Project Nighthawk: A Research Agent Built for Field Engineering

If you work in field engineering, you know the scenario. A customer is deploying AKS in a regulated environment. They hit an issue during node bootstrapping. They want to know exactly what happens when a node joins the cluster, which components run in which order, and whether the behaviour they’re seeing is expected. The question sounds simple. The answer is not.

The answer is spread across half a dozen places at once. It’s in the source code: AgentBaker, the node controller, cloud-provider-azure. It’s in a Microsoft Learn article that’s technically correct but three levels of abstraction above what actually runs on the node. It’s in the release notes buried in a changelog. It’s in the institutional knowledge of a teammate who worked on that feature and may or may not be on Teams right now. Assembling a reliable answer means pulling all of that together, reconciling it, and communicating it clearly, ideally in writing that someone else can use later.

That’s the job. And it doesn’t scale.

The knowledge required to do field engineering well grows faster than any individual can absorb it. Services change. Networking models evolve. Identity patterns that were best practice eighteen months ago have been superseded. The expertise exists in the ecosystem, in repos, in docs, in release notes, in the people who built the thing, but the cost of retrieving it, correlating it, and turning it into something actionable is high. And when you do find the answer, it usually lives in your head or a Teams thread that ages out in a week.

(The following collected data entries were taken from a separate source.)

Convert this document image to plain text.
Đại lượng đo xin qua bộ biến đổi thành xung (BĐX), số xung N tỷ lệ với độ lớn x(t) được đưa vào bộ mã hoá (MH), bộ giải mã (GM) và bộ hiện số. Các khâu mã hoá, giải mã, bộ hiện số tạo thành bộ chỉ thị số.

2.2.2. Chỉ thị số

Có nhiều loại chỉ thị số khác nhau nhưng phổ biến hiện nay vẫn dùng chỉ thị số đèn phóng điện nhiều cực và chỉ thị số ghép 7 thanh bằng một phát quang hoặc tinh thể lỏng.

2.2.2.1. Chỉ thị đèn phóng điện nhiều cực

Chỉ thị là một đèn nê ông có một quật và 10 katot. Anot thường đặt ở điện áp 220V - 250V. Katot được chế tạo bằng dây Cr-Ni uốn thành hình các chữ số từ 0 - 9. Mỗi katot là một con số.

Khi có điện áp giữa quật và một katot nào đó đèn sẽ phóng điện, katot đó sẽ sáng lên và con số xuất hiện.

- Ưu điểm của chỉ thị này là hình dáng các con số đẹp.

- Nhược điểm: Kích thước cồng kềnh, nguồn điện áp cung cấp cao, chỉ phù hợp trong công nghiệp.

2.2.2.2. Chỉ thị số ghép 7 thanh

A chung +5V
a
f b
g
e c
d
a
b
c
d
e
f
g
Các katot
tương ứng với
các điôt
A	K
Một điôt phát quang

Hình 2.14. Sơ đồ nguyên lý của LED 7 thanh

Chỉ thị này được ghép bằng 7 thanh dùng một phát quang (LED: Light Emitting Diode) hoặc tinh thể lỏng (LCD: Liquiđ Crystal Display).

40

Project Nighthawk is built to close that gap. Ray Kao and I built it specifically for our work as Global Black Belts: the AKS and ARO questions we field every week require a level of depth and precision that general-purpose AI assistants consistently fall short on.

What Nighthawk Is

Nighthawk is a multi-agent research system built directly inside VS Code with GitHub Copilot. The core idea is simple: field expertise is not just about knowing things, it’s about being able to retrieve, verify, and communicate the right things quickly. Nighthawk handles the retrieval and verification so you can focus on the communication and the judgment.

You ask it a technical question about AKS or Azure Red Hat OpenShift, and it produces a fact-checked, source-cited technical report in markdown. Not a summary of what a language model remembers from training data. An actual investigation: source code read, official documentation consulted, claims verified, findings written up. The kind of report a senior engineer would produce after two hours of focused research, delivered in a fraction of the time.

The entry point is intentionally simple:

/Nighthawk How does AKS implement KMS encryption with customer-managed keys?

Behind that single command is a six-agent pipeline that classifies the question, researches it against live source code and official documentation, synthesizes findings into a structured report, and validates every claim before it lands in the notes/ directory.

The Problem with Asking AI to Research

Asking a language model directly runs into a predictable problem. LLMs are excellent at synthesizing patterns from training data, but Azure is a moving target. Source code changes. Features ship. Behaviors differ between versions. A model trained six months ago may confidently describe a code path that was refactored in the last release. For general background knowledge, this is usually fine. For the kind of precise, version-specific, behaviorally accurate answers that field engineering demands, it is not.

The solution is grounding. Nighthawk doesn’t ask the model to recall what it knows about AKS kubelet bootstrapping. It directs researcher agents to search the locally cloned AgentBaker repository, read the relevant code, cross-reference the Microsoft Learn documentation, and report what they actually find. Source code is one input. Official docs are another. Release notes and changelogs are another. The researcher correlates all of them and surfaces conflicts when they exist. That’s closer to how a good engineer actually investigates a problem, and it produces answers that hold up when a customer asks a follow-up.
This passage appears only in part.